Gabriele Volz aus Aldingen ist fasziniert von der Familienforschung und durchstöbert die Remsecker Kirchenbücher (siehe www.remseck-evangelisch.de/wissenswertes/ahnenforschung). Sie hat eine interessante Verbindung entdeckt: Am 19. Mai 1840 heiratete in Aldingen der gebürtige Aldinger Johann Michael Schnauf(f)er, von 1840 bis 1862 königlicher Waldschütz in Spiegelberg und Bürger in Aldingen, eine junge Frau aus Darfur/Nubien. Sie kam 1825 an den Hof von Königin Pauline (1800-1873, 1820-1864 Königin von Württemberg) und wurde am 3. November 1829 in Stuttgart-Berg auf den Namen „Pauline Marie Fortunata Louise Julie“ getauft. Ursprünglich hieß sie „Berhyda“ oder „Benhyda“. Ihre Taufpatinnen waren in Vertretung der Königin deren Hofdamen.

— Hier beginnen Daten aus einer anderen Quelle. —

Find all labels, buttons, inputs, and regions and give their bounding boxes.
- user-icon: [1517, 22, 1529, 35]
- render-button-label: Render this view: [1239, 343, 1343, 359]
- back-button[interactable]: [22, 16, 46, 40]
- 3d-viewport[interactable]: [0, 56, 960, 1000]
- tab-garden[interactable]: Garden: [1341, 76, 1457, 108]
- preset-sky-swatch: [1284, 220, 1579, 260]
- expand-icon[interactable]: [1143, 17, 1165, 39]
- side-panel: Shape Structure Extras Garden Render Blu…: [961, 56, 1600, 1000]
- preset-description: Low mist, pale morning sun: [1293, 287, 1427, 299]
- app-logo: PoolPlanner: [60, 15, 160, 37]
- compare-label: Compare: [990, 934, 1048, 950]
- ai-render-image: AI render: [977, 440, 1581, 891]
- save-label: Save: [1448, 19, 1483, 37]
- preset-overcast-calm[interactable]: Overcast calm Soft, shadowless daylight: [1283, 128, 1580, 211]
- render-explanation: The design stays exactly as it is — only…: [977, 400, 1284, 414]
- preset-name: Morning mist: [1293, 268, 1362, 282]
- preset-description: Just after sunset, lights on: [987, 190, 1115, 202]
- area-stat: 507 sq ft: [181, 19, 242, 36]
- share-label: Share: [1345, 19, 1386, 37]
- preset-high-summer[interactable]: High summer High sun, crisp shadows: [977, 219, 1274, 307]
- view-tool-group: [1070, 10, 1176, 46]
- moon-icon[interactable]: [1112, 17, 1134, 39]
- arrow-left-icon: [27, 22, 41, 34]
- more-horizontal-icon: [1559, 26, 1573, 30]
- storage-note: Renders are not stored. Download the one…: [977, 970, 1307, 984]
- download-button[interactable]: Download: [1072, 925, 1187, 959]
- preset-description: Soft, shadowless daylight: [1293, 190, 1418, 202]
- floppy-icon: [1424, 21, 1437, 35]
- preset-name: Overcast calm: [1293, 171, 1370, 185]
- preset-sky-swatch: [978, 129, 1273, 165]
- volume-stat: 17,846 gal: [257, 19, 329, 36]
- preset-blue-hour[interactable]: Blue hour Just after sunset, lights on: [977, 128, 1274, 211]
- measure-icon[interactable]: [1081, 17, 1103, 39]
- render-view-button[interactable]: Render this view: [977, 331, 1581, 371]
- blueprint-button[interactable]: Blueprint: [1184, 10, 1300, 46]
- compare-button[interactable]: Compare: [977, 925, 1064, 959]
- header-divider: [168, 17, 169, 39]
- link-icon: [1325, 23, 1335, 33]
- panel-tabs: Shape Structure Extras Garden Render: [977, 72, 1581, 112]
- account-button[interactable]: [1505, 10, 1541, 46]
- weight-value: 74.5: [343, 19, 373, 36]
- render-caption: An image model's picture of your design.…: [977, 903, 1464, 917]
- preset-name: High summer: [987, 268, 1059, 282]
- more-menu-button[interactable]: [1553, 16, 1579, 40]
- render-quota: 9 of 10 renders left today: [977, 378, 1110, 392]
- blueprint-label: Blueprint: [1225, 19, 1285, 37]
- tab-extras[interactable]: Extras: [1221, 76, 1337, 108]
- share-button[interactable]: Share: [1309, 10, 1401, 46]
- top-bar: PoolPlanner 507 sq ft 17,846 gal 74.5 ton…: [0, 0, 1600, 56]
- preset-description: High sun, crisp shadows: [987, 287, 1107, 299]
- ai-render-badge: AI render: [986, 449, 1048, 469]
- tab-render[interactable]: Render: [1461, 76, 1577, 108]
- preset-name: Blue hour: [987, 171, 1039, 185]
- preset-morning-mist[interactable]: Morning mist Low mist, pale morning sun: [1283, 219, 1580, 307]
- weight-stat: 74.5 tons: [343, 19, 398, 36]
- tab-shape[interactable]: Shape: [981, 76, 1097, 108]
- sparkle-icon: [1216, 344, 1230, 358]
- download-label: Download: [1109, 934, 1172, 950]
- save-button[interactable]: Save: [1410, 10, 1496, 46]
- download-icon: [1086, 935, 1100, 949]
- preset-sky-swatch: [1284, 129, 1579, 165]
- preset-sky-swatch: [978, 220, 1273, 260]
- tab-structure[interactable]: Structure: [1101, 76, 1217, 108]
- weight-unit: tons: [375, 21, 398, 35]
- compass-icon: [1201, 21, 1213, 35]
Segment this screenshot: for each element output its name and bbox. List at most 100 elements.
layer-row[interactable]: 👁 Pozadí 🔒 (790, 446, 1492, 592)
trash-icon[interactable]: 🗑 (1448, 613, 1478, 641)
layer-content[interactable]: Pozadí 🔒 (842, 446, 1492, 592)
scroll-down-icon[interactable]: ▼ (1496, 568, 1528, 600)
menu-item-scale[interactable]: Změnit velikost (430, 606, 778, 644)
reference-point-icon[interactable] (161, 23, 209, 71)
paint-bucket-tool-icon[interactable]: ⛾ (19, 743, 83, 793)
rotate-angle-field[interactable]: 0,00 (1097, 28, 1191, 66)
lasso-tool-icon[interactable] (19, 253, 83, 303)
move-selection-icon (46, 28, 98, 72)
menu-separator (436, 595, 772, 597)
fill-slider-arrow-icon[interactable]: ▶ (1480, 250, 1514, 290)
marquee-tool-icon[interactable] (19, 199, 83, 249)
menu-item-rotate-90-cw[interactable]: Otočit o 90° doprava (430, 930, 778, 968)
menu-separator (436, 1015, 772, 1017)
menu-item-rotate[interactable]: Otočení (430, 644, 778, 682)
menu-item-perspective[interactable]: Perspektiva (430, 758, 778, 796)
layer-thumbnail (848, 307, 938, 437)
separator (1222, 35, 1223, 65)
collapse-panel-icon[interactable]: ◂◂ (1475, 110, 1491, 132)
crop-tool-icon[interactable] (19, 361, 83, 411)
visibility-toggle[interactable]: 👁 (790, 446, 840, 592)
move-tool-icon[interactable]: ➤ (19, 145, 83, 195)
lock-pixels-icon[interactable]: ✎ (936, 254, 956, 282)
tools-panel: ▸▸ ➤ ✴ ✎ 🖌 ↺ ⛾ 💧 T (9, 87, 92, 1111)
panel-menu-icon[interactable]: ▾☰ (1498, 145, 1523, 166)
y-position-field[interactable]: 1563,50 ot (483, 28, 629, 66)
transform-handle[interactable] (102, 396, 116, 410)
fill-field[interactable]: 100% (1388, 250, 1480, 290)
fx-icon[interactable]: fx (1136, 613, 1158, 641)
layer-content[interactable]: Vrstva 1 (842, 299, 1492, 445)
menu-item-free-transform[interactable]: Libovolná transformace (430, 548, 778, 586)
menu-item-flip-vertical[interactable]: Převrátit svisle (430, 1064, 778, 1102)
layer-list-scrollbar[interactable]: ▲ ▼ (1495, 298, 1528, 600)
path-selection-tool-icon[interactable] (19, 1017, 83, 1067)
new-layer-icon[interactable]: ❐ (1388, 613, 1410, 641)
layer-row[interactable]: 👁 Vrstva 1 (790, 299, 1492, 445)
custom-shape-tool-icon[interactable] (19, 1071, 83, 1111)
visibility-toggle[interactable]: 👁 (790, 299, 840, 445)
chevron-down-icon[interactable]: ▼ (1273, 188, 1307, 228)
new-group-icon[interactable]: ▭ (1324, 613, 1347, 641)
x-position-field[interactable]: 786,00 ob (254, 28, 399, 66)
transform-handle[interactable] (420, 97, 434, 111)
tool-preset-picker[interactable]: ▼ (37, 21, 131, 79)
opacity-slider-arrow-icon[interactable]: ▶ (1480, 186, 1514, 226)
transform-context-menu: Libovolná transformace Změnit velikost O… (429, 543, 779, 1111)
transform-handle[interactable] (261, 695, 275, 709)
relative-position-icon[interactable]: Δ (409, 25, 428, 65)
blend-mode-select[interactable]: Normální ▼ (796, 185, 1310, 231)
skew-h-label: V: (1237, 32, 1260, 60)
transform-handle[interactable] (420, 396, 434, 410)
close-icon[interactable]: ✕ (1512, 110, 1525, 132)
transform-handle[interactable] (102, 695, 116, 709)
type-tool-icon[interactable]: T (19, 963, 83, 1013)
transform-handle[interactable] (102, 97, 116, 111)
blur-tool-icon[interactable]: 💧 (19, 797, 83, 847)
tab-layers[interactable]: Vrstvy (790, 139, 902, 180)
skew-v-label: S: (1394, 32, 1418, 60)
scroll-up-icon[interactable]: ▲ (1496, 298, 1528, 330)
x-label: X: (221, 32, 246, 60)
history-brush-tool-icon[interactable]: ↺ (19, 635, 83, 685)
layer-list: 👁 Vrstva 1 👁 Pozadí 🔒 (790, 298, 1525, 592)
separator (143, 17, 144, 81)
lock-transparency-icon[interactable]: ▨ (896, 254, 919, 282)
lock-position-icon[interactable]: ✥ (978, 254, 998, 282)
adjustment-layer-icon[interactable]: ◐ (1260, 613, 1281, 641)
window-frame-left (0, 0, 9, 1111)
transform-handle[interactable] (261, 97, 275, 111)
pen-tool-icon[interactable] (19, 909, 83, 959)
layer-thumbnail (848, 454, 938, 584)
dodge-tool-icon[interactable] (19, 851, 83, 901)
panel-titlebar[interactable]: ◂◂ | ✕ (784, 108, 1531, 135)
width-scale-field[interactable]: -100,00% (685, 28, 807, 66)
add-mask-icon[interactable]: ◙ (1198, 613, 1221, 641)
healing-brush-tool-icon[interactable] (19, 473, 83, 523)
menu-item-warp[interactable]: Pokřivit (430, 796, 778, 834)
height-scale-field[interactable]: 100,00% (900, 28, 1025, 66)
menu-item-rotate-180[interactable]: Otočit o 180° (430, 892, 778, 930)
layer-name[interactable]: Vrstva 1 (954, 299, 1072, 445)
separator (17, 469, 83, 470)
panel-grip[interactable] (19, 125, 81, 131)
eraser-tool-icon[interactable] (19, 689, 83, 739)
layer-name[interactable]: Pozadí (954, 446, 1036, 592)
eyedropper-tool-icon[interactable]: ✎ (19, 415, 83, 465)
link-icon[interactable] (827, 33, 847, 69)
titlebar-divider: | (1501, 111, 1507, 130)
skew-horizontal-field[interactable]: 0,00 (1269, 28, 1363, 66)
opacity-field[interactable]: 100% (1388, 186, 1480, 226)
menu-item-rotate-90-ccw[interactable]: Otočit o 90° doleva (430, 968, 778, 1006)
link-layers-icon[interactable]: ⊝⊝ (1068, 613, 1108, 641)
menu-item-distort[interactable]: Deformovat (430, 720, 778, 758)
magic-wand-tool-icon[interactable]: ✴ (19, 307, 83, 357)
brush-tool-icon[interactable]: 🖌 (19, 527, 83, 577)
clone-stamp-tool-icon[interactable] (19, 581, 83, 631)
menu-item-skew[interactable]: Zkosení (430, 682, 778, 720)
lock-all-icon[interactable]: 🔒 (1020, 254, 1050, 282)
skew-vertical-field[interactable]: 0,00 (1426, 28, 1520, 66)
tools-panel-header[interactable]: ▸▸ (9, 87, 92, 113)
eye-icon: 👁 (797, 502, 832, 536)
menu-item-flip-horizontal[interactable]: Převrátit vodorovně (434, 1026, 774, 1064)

Leider verstarb sie bereits mit ca. 31 Jahren am 26. Januar 1846 in Jux bei Spiegelberg (heute Rems-Murr-Kreis) und wurde dort am 28. Januar bestattet. Auch ihre Tochter wurde nur 24 Jahre alt und wurde im November 1867 in Aldingen beerdigt. Sie ist bei der Entbindung eines totgeborenen Mädchens gestorben. Deshalb gibt es keine Nachkommen. Nach Adiz aus dem Osmanischen Reich im 17. Jh. und Afuk aus China im 19. Jh. haben wir jetzt den dritten Fall einer Migration aus weiten Entfernungen in die Remsecker Vorgängerorte zu einer Zeit, in der man das an sich noch nicht erwartet. Es war auch bisher nicht bekannt, dass am Hof von Königin Pauline von Württemberg zeitweise eine Nubierin lebte. Höhepunkt dieser „exotischen Hofmode“ war das 18. Jh., aber auch noch in der 1. Hälfte des 19. Jh. war es prestigeträchtig, Menschen aus Afrika, Asien oder dem Orient als Hofdamen, Bedienstete, Pagen oder Musiker am Hof zu haben. Ab der Mitte des 19. Jh. verschwand diese Praxis im Zuge des Kolonialzeitalters: Jetzt galten Menschen aus Afrika, Asien und dem Orient als „zivilisatorisch rückständig“. Diese rassistische Haltung hatte es in so scharfer Form im 17./18. Jh. noch nicht gegeben. Hauptanliegen in der frühen Neuzeit war die Taufe der „Heiden“. War diese vollzogen, wurden sowohl Adiz als auch die Nubierin vergleichsweise gehoben verheiratet.

Foto: David Matthieu/Anna Rosina Matthieu, geb. Lisiewska,1750: Prinz u. Prinzessin v. Brandenburg-Schwedt und ein sog. „Hofmohr“, Wikimedia Commons.